I felt JOY in my heart, chest, and lungs. I felt SORROW in my gut, my stomach, my bowels. As we switched back and forth I felt my focus raise and lower.
Finally, another ancient secret way of counting. This one takes you up to 12 or 24 with both hands. (By counting in a spiral you are also embracing the circle of life.)
The handout says: "... a helpful way of keeping your attention focused on your practice ― insuring that your mind stays with the present moment rather than drifting into thoughts of the past of future."
P.S. Last week, when we began our Yoga Nidra rest, Corinne suggested we think about making an INTENTION for the practice.
At first I was going to have it be for Gregory, who just before the session had a traumatic experience trying to take a hot water shower for the first time at Lieberman. Up until now he had been given "navy or sponge baths."

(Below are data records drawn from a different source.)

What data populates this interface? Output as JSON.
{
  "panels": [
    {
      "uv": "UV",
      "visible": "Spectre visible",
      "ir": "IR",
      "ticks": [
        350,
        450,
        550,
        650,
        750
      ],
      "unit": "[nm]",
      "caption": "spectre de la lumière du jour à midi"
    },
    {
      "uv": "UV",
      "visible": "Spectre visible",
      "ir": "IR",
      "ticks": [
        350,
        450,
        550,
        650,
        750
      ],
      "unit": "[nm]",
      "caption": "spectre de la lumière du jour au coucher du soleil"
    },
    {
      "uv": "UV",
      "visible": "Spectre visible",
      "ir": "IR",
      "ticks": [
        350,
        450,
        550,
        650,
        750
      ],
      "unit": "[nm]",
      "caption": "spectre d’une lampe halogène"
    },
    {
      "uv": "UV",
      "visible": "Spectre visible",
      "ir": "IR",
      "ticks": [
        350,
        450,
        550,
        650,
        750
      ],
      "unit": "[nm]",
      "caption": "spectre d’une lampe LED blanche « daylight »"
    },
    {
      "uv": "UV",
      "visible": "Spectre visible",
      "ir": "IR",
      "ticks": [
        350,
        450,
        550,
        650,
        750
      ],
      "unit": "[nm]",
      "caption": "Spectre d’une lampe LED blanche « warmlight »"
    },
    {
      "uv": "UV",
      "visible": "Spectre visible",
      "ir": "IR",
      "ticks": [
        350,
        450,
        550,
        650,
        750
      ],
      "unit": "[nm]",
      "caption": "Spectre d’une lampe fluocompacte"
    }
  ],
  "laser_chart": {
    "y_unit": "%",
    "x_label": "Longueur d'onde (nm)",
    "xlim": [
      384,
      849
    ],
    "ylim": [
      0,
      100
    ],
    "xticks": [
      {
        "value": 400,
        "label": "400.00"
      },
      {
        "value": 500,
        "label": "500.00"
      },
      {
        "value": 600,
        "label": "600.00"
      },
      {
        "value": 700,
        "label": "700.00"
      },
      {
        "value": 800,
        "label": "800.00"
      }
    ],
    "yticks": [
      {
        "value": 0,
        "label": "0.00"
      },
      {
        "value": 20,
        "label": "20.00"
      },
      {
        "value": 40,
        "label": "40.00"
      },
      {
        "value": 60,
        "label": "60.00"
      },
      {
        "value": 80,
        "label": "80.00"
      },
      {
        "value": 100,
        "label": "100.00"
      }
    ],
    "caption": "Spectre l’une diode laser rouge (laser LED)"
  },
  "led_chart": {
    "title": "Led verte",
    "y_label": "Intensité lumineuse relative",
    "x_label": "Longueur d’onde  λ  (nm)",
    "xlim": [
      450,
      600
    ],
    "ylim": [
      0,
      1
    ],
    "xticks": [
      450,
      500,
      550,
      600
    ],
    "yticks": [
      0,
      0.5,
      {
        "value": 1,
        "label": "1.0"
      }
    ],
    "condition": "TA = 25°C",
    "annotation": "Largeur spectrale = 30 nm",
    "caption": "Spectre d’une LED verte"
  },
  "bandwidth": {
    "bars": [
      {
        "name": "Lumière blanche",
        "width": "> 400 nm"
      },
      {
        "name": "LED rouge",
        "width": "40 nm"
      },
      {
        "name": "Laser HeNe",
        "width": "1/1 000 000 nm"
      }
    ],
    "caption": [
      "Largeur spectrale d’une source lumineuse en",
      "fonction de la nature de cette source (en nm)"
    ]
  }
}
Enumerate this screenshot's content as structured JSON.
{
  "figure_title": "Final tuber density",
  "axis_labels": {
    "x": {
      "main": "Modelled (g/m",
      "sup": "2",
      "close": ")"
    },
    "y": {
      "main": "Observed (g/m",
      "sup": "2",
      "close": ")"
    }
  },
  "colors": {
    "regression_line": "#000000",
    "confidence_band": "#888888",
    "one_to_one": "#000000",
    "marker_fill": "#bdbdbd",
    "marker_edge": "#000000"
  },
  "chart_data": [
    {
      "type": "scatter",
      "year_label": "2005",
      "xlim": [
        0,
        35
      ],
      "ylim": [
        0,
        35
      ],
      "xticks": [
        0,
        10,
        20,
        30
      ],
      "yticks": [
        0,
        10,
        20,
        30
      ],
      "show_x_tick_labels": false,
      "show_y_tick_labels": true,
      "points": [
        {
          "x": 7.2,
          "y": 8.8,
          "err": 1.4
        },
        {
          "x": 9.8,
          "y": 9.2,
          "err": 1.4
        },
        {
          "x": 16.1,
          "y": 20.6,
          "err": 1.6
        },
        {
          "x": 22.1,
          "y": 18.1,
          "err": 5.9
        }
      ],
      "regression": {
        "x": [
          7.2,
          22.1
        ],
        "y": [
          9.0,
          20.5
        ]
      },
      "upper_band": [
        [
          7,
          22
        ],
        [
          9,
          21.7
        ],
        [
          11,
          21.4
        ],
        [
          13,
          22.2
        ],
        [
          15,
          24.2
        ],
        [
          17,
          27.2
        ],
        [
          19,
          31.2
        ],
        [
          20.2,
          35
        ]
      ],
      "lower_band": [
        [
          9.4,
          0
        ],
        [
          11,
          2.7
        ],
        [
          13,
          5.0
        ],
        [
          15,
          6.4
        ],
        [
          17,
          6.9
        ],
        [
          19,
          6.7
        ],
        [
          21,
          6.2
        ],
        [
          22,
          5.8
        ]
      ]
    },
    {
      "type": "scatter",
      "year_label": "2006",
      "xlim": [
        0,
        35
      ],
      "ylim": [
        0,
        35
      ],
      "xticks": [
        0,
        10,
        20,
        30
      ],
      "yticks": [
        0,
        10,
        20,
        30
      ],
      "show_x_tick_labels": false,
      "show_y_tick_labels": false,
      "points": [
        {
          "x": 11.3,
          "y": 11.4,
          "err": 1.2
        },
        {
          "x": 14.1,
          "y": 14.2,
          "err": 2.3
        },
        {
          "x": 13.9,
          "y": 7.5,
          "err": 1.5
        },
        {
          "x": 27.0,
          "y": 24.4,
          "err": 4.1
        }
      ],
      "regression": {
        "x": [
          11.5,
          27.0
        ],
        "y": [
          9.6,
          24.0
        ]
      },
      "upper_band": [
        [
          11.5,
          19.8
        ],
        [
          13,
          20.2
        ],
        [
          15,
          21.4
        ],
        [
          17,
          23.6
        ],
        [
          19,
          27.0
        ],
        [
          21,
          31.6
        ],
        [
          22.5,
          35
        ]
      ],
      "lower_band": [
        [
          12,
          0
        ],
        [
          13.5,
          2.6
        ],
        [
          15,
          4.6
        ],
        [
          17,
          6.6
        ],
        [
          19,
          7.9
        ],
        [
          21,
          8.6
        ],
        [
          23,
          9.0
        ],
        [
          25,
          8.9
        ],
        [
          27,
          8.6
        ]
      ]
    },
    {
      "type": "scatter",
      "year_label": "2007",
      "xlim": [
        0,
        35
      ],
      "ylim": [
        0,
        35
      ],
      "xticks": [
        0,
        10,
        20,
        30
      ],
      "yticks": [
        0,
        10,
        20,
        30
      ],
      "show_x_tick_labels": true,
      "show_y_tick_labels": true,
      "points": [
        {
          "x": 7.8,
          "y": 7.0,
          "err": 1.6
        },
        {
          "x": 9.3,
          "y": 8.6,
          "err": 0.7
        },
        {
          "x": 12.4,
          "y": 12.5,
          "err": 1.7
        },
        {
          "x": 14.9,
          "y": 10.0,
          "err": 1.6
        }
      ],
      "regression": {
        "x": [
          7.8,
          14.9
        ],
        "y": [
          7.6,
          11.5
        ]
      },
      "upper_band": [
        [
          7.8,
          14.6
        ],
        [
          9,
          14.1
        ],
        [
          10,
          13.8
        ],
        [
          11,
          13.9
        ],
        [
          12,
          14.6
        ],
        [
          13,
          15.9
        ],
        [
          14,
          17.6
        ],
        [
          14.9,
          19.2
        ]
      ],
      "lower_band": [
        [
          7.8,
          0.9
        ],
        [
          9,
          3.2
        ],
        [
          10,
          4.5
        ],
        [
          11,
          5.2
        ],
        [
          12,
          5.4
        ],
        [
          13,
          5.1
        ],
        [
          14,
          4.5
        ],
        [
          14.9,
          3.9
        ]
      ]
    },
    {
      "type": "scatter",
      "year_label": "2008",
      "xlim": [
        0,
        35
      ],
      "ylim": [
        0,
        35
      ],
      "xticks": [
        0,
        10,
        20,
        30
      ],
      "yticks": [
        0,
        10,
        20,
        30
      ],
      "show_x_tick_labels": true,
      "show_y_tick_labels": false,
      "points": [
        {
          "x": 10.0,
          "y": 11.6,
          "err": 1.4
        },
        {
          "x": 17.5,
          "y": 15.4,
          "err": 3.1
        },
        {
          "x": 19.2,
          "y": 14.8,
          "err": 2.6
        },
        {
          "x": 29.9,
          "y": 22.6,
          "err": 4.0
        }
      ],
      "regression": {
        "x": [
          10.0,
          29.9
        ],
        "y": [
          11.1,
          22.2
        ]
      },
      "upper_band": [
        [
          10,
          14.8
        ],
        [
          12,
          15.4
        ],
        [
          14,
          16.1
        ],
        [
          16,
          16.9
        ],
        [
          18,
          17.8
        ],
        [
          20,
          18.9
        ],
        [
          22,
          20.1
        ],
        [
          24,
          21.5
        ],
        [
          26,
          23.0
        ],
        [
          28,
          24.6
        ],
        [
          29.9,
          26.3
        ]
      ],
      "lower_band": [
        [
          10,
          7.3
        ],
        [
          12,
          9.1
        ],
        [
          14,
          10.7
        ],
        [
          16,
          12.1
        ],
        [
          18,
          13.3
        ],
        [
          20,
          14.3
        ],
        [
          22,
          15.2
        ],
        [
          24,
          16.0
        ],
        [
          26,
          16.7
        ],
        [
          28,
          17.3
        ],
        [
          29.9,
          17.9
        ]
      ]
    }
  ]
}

I wanted them to try a full shower and was there to help. He panicked, became hostile, and we immediately discontinued our effort to get him into the shower.
He calmed easily, received a sponge bath, was put into clean clothes and by fifteen minutes later was OK again.
But interestingly enough, instead of setting the INTENTION for him, I decided that Gregory was OK, being well taken care of.
With my own recent growth and life changes regarding my body and health, I made the reclaiming of my body and health the intention for that practice.
Parallel to the decision I realized what an amazing spurt of emotional, mental, and physical growth I have shown over the last month of so. I was nurturing myself and that felt good.